A woman has described her terrifying ordeal after a python wrapped itself around her in an attempt to strangle her to death.
The Thai woman, Arom Arunroj, 64, was trapped in the coils of a 20kg (44lb) python for around two hours in her own home after it bit her leg whilst she was doing the washing up.
Rescuers were finally able to free her after a neighbour raised the alarm and they forced their way into the house in Samut Prakan, a province south of Bangkok, reports The Guardian.
Ms Arunroj said she was washing up at about 8.30pm when she suddenly felt something biting her leg. The python was four metres (13ft) long and weighed more than 20kg (44lb).
In the frightening footage filmed by first responders, Arom can be seen sitting on the floor with the snake coiled around her waist.
She said: “I looked at it, and it was a snake,” in an interview broadcast on Thai media.
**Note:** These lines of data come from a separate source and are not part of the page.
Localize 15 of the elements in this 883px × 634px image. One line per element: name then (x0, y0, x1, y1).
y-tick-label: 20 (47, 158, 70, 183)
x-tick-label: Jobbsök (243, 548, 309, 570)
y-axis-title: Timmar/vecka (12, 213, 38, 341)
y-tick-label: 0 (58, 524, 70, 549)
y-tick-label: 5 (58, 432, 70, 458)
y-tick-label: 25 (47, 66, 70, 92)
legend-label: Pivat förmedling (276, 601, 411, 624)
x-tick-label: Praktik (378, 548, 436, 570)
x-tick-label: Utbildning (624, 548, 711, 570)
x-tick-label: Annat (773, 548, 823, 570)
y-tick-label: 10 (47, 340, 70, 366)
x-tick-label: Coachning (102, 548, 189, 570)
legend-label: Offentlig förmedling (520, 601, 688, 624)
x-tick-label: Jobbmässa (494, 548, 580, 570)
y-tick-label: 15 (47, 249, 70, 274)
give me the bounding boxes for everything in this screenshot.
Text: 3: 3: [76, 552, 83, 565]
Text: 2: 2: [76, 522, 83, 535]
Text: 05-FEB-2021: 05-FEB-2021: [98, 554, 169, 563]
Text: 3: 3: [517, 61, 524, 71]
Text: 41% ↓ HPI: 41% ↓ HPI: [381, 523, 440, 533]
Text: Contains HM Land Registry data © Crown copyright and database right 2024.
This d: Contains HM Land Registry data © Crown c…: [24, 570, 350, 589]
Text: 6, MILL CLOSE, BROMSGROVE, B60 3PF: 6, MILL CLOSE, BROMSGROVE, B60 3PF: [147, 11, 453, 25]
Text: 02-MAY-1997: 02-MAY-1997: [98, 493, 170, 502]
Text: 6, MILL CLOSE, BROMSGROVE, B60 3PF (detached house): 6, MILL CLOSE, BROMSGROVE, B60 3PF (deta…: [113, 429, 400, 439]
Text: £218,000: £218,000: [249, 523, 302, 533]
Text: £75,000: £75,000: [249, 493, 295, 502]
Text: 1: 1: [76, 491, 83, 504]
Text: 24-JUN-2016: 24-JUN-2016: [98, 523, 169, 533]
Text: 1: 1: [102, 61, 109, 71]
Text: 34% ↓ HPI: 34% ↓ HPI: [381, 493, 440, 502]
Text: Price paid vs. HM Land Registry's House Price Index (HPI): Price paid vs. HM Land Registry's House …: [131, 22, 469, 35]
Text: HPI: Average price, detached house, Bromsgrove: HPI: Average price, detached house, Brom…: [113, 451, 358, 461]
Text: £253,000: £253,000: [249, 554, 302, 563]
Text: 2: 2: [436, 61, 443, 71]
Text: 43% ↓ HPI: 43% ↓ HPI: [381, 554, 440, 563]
Ms Arunroj said she tried to fight the snake and had cried out for help but no one heard her.
She said in desperation she grabbed the snake’s head in the hope that it would let her go, adding “but it didn’t, instead it kept strangling me”.
A neighbour finally heard her calls for help and rang for assistance at 10pm. Police officer Sgt Maj Anusorn Wongmali Anusorn said he had kicked down Arom’s door after hearing a weak voice coming from inside.
He said: “She had probably been strangled for a while, because her skin was pale. It was a python, a big one. I saw a bite mark on her leg but [knew] there might be some elsewhere too.”
The police were joined by members of the She Poh Tek Tung foundation, a rescue organisation.
Ms Arunroj was taken to hospital for treatment. Python bites are not poisonous but they can cause infections. Instead, they kill their prey by wrapping themselves around it and suffocating it.
Last year a UK grandad spoke of his horror after an 11-foot-long python sunk its fangs into him after it slithered into his home through a conservatory window.
Grandfather Rob Byrne has called for “totally irresponsible” snake owners to be more careful with their pets after the male reticulated python got into his house and bit his arm.
The horrified 61-year-old made the discovery as he tried to shut the conservatory windows of his semi-detached home in Bishopstoke, near Eastleigh, Hants, and saw something moving through his blinds.
He said if the snake had attacked his two-year-old granddaughter who lives with the couple, “she would now be dead”.